When a business is struggling, they might consider hiring a third party to help. This is when you’ll hear the term consultant and advisor thrown around. However, many people fail to distinguish between the two and there are major differences that need to be considered before one is hired over the other.
Robert Taylor is a former public adjuster and current consultant based in Sanger, California. He provides his insight into the topic of consulting versus advising, explaining the distinct roles and responsibilities of each position.
Advisors Preemptively Address Problems
According to former public adjuster Robert Taylor, one of the main differences between consultants and advisors is that advisors preemptively address problems. Advisors are generally hired to identify problems before they arise and then help the business overcome these issues in the long term. Oppositely, consultants are hired to tackle a problem that has already arisen, usually one that is very specific, and it is the consultant’s job to come up with a plan of action to overcome it. Despite these differences, it is the role of both consultants and advisors to provide strategic advice to the business.
Advisors Work Long Term
As mentioned, advisors are typically in it for the long haul. Robert Taylor, former public adjuster, claims that advisors tend to hold long-term positions in order to help businesses achieve their larger, overarching goals. On average, advisors will meet with the business less frequently than consultants in the short term, but more frequently than consultants in the long term, as advisors are more focused on the overall, long-term success of the company. Often advisors will be hired to advise a company for several years, whereas consultants will be hired for a number of months or even a number of weeks if the problem is smaller.

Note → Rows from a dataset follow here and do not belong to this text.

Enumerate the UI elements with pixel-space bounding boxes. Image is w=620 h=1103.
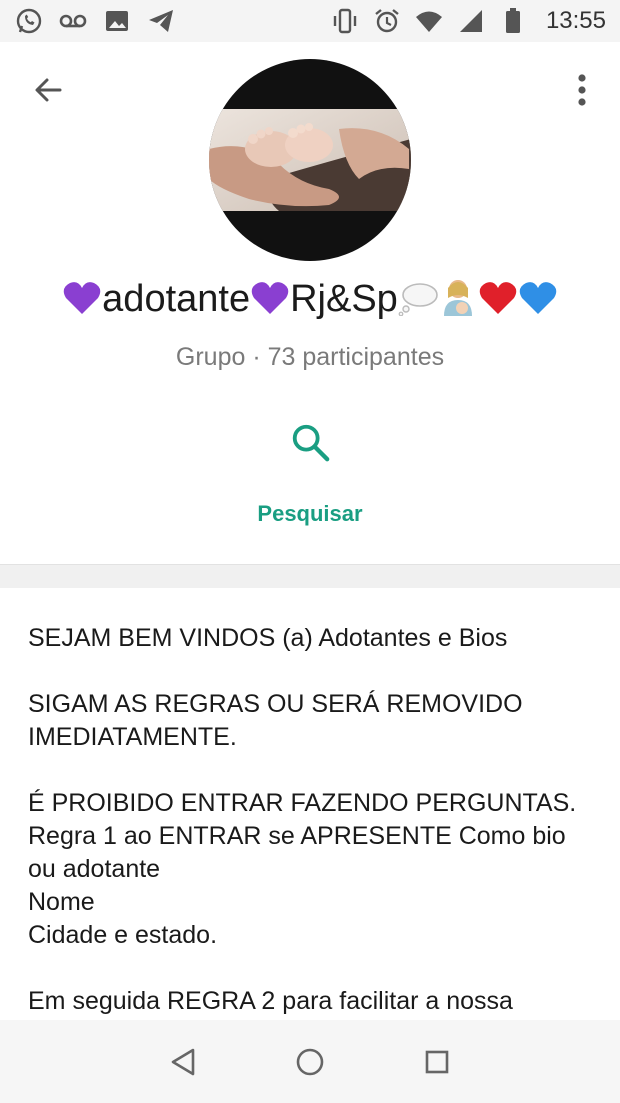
notification-icons <box>14 6 176 36</box>
image-icon <box>102 6 132 36</box>
nav-back-button[interactable] <box>163 1042 203 1082</box>
arrow-left-icon <box>35 78 62 102</box>
description-line: É PROIBIDO ENTRAR FAZENDO PERGUNTAS. <box>28 789 577 817</box>
avatar-photo <box>209 109 411 211</box>
group-subtitle: Grupo · 73 participantes <box>175 343 445 371</box>
back-button[interactable] <box>26 68 70 112</box>
more-options-button[interactable] <box>560 68 604 112</box>
blue-heart-icon <box>519 282 557 314</box>
search-icon <box>292 424 330 462</box>
description-line: Cidade e estado. <box>28 921 218 949</box>
description-line: SEJAM BEM VINDOS (a) Adotantes e Bios <box>28 624 508 652</box>
section-divider <box>0 564 620 588</box>
description-line: Nome <box>28 888 95 916</box>
description-line: Regra 1 ao ENTRAR se APRESENTE Como bio … <box>28 822 566 883</box>
more-vertical-icon <box>578 74 586 106</box>
group-info-header: adotante Rj&Sp Grupo · 73 participantes P… <box>0 42 620 564</box>
group-name: adotante Rj&Sp <box>0 278 620 321</box>
system-nav-bar <box>0 1020 620 1103</box>
alarm-icon <box>372 6 402 36</box>
nav-recents-button[interactable] <box>417 1042 457 1082</box>
group-name-part2: Rj&Sp <box>290 278 398 320</box>
purple-heart-icon <box>251 282 289 314</box>
battery-icon <box>498 6 528 36</box>
description-line: Em seguida REGRA 2 para facilitar a noss… <box>28 987 513 1015</box>
whatsapp-icon <box>14 6 44 36</box>
group-description[interactable]: SEJAM BEM VINDOS (a) Adotantes e Bios SI… <box>28 622 598 1018</box>
group-avatar[interactable] <box>209 59 411 261</box>
group-name-part1: adotante <box>102 278 251 320</box>
search-button[interactable]: Pesquisar <box>230 412 390 527</box>
signal-icon <box>456 6 486 36</box>
status-bar: 13:55 <box>0 0 620 42</box>
telegram-icon <box>146 6 176 36</box>
red-heart-icon <box>479 282 517 314</box>
voicemail-icon <box>58 6 88 36</box>
purple-heart-icon <box>63 282 101 314</box>
thought-balloon-icon <box>398 283 438 316</box>
back-triangle-icon <box>172 1048 195 1075</box>
clock-time: 13:55 <box>545 7 606 34</box>
home-circle-icon <box>296 1048 324 1075</box>
recents-square-icon <box>425 1050 448 1073</box>
wifi-icon <box>414 6 444 36</box>
vibrate-icon <box>330 6 360 36</box>
system-icons: 13:55 <box>330 6 606 36</box>
description-line: SIGAM AS REGRAS OU SERÁ REMOVIDO IMEDIAT… <box>28 690 523 751</box>
breastfeeding-icon <box>443 280 472 316</box>
search-label: Pesquisar <box>257 501 363 526</box>
nav-home-button[interactable] <box>290 1042 330 1082</box>
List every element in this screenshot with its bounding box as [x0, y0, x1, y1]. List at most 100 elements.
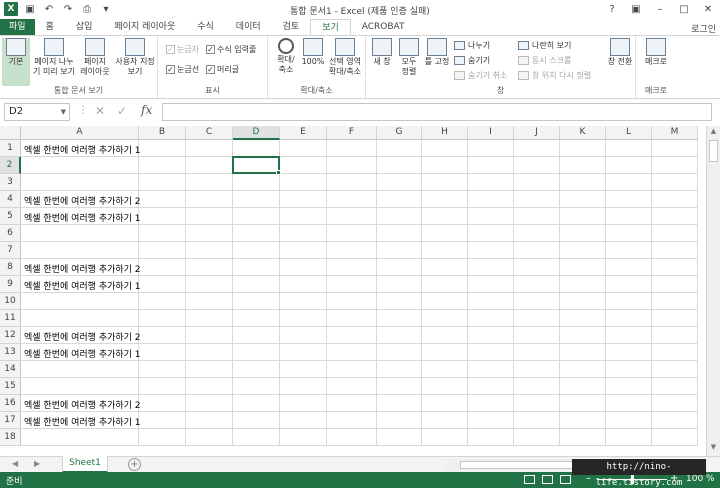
- scroll-up-icon[interactable]: ▲: [707, 127, 720, 139]
- gridlines-checkbox[interactable]: ✓ 눈금선: [166, 64, 199, 75]
- column-header-d[interactable]: D: [233, 126, 280, 140]
- row-header-6[interactable]: 6: [0, 225, 21, 242]
- close-button[interactable]: ✕: [696, 0, 720, 19]
- column-header-l[interactable]: L: [606, 126, 652, 140]
- tab-view[interactable]: 보기: [310, 18, 351, 37]
- insert-function-button[interactable]: fx: [141, 103, 152, 117]
- new-window-button[interactable]: 새 창: [369, 38, 395, 67]
- login-link[interactable]: 로그인: [691, 22, 716, 35]
- column-header-h[interactable]: H: [422, 126, 468, 140]
- arrange-all-button[interactable]: 모두 정렬: [396, 38, 422, 77]
- split-button[interactable]: 나누기: [454, 40, 490, 51]
- redo-icon[interactable]: ↷: [61, 2, 75, 16]
- name-box[interactable]: D2 ▼: [4, 103, 70, 121]
- row-header-13[interactable]: 13: [0, 344, 21, 361]
- zoom-100-button[interactable]: 100%: [301, 38, 325, 67]
- freeze-panes-button[interactable]: 틀 고정: [423, 38, 451, 67]
- column-header-a[interactable]: A: [21, 126, 139, 140]
- tab-formulas[interactable]: 수식: [186, 19, 225, 36]
- cell-a1[interactable]: 엑셀 한번에 여러행 추가하기 1: [24, 143, 141, 156]
- new-sheet-button[interactable]: +: [128, 458, 141, 471]
- macros-button[interactable]: 매크로: [641, 38, 671, 67]
- row-header-17[interactable]: 17: [0, 412, 21, 429]
- normal-view-status-icon[interactable]: [524, 475, 535, 484]
- cell-a8[interactable]: 엑셀 한번에 여러행 추가하기 2: [24, 262, 141, 275]
- next-sheet-icon[interactable]: ▶: [34, 459, 40, 468]
- active-cell[interactable]: [232, 156, 280, 174]
- tab-file[interactable]: 파일: [0, 19, 35, 36]
- maximize-button[interactable]: □: [672, 0, 696, 19]
- page-break-preview-button[interactable]: 페이지 나누 기 미리 보기: [31, 38, 77, 77]
- page-break-status-icon[interactable]: [560, 475, 571, 484]
- print-preview-icon[interactable]: ⎙: [80, 2, 94, 16]
- tab-acrobat[interactable]: ACROBAT: [351, 19, 416, 36]
- tab-review[interactable]: 검토: [272, 19, 311, 36]
- normal-view-button[interactable]: 기본: [2, 38, 30, 86]
- zoom-to-selection-button[interactable]: 선택 영역 확대/축소: [326, 38, 364, 77]
- ruler-checkbox[interactable]: ✓ 눈금자: [166, 44, 199, 55]
- ribbon-display-options-button[interactable]: ▣: [624, 0, 648, 19]
- row-header-10[interactable]: 10: [0, 293, 21, 310]
- column-header-j[interactable]: J: [514, 126, 560, 140]
- select-all-button[interactable]: [0, 126, 21, 140]
- tab-page-layout[interactable]: 페이지 레이아웃: [103, 19, 186, 36]
- page-layout-view-button[interactable]: 페이지 레이아웃: [78, 38, 112, 77]
- row-header-14[interactable]: 14: [0, 361, 21, 378]
- column-header-b[interactable]: B: [139, 126, 186, 140]
- switch-windows-button[interactable]: 창 전환: [606, 38, 634, 67]
- column-header-e[interactable]: E: [280, 126, 327, 140]
- column-header-c[interactable]: C: [186, 126, 233, 140]
- formula-bar-checkbox[interactable]: ✓ 수식 입력줄: [206, 44, 256, 55]
- tab-home[interactable]: 홈: [35, 19, 65, 36]
- reset-window-position-button[interactable]: 창 위치 다시 정렬: [518, 70, 591, 81]
- page-layout-status-icon[interactable]: [542, 475, 553, 484]
- column-header-f[interactable]: F: [327, 126, 377, 140]
- column-header-i[interactable]: I: [468, 126, 514, 140]
- cell-a13[interactable]: 엑셀 한번에 여러행 추가하기 1: [24, 347, 141, 360]
- row-header-18[interactable]: 18: [0, 429, 21, 446]
- column-header-g[interactable]: G: [377, 126, 422, 140]
- row-header-8[interactable]: 8: [0, 259, 21, 276]
- view-side-by-side-button[interactable]: 나란히 보기: [518, 40, 571, 51]
- customize-icon[interactable]: ▾: [99, 2, 113, 16]
- enter-entry-button[interactable]: ✓: [117, 104, 127, 118]
- unhide-button[interactable]: 숨기기 취소: [454, 70, 507, 81]
- row-header-5[interactable]: 5: [0, 208, 21, 225]
- cell-a12[interactable]: 엑셀 한번에 여러행 추가하기 2: [24, 330, 141, 343]
- custom-views-button[interactable]: 사용자 지정 보기: [113, 38, 157, 77]
- hide-button[interactable]: 숨기기: [454, 55, 490, 66]
- cell-a9[interactable]: 엑셀 한번에 여러행 추가하기 1: [24, 279, 141, 292]
- column-header-m[interactable]: M: [652, 126, 698, 140]
- row-header-1[interactable]: 1: [0, 140, 21, 157]
- row-header-4[interactable]: 4: [0, 191, 21, 208]
- column-header-k[interactable]: K: [560, 126, 606, 140]
- vertical-scroll-thumb[interactable]: [709, 140, 718, 162]
- zoom-level[interactable]: 100 %: [686, 474, 715, 484]
- cell-a17[interactable]: 엑셀 한번에 여러행 추가하기 1: [24, 415, 141, 428]
- save-icon[interactable]: ▣: [23, 2, 37, 16]
- row-header-16[interactable]: 16: [0, 395, 21, 412]
- row-header-11[interactable]: 11: [0, 310, 21, 327]
- name-box-dropdown-icon[interactable]: ▼: [61, 104, 66, 120]
- formula-input[interactable]: [162, 103, 712, 121]
- zoom-button[interactable]: 확대/ 축소: [271, 38, 301, 75]
- sheet-tab-sheet1[interactable]: Sheet1: [62, 456, 108, 473]
- fill-handle[interactable]: [276, 170, 281, 175]
- cell-a16[interactable]: 엑셀 한번에 여러행 추가하기 2: [24, 398, 141, 411]
- undo-icon[interactable]: ↶: [42, 2, 56, 16]
- headings-checkbox[interactable]: ✓ 머리글: [206, 64, 239, 75]
- tab-insert[interactable]: 삽입: [65, 19, 104, 36]
- row-header-9[interactable]: 9: [0, 276, 21, 293]
- minimize-button[interactable]: –: [648, 0, 672, 19]
- row-header-15[interactable]: 15: [0, 378, 21, 395]
- cell-a4[interactable]: 엑셀 한번에 여러행 추가하기 2: [24, 194, 141, 207]
- scroll-down-icon[interactable]: ▼: [707, 443, 720, 455]
- cancel-entry-button[interactable]: ✕: [95, 104, 105, 118]
- worksheet-grid[interactable]: ABCDEFGHIJKLM 1 2 3 4 5 6 7 8 9 10 11 12 13 14 15 16 17 1…: [0, 126, 706, 456]
- vertical-scrollbar[interactable]: ▲ ▼: [706, 126, 720, 456]
- cell-a5[interactable]: 엑셀 한번에 여러행 추가하기 1: [24, 211, 141, 224]
- synchronous-scrolling-button[interactable]: 동시 스크롤: [518, 55, 571, 66]
- row-header-12[interactable]: 12: [0, 327, 21, 344]
- row-header-3[interactable]: 3: [0, 174, 21, 191]
- previous-sheet-icon[interactable]: ◀: [12, 459, 18, 468]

Advisors Help Business Achieve Big Picture Goals
Another key difference between advisors and consultants is that advisors are generally hired to help businesses achieve bigger, overarching goals. In contrast, consultants are hired to focus on a specific problem that a business is experiencing. Former public adjuster Robert Taylor asserts that advisors are especially useful to small businesses, which may need more help running their business as a whole. In this case, an advisor will be hired to help with a variety of challenges and offer a wide range of services, from increasing revenue to providing leadership mentoring and overseeing a long-term strategy. The role of an advisor is extremely important in newer businesses who could use the advice of an expert to get the company up and running and to gain a competitive edge in the industry they work in.
Consultants Fix Problems That Arise
Unlike advisors who identify potential problems before they happen, consultants are brought on to fix an existing problem that management is already aware of. Consultants are problem-solving experts, which means that their role tends to be more retroactive in nature.
Consultants Focus on Specific Problems
Consultants are typically hired to address very specific problems within a company. Unlike advisors who advise the company on a wide variety of business practices and are in it for the long term, consultants are generally experts in one specific field, such as marketing, and will be brought on for a short and specified length of time to tackle one particular problem. Former public adjuster Robert Taylor claims that consultants are most often hired by growing businesses who have a specific, often complex problem that they are having trouble solving internally. Thus, if a business is struggling with one particular issue, rather than struggling more generally, hiring a consultant over an advisor is usually the best course of action.
Consultants Go In-Depth
As advisors are more focused on the big picture, helping companies in the long term, they tend to provide a more surface-level assessment of a company, in terms of their performance and how they stack up against their competitors. Oppositely, consultants, who are more focused on specific problems, will do a deep dive into the business in order to solve the issue. They will look at all aspects of a business, including but not limited to cost structure, capability sourcing, business process redesign, and revenue capture. This information will help inform the strategic advice offered by the consultant and will also be relayed to the business so that they can better understand their position, shares former public adjuster Robert Taylor.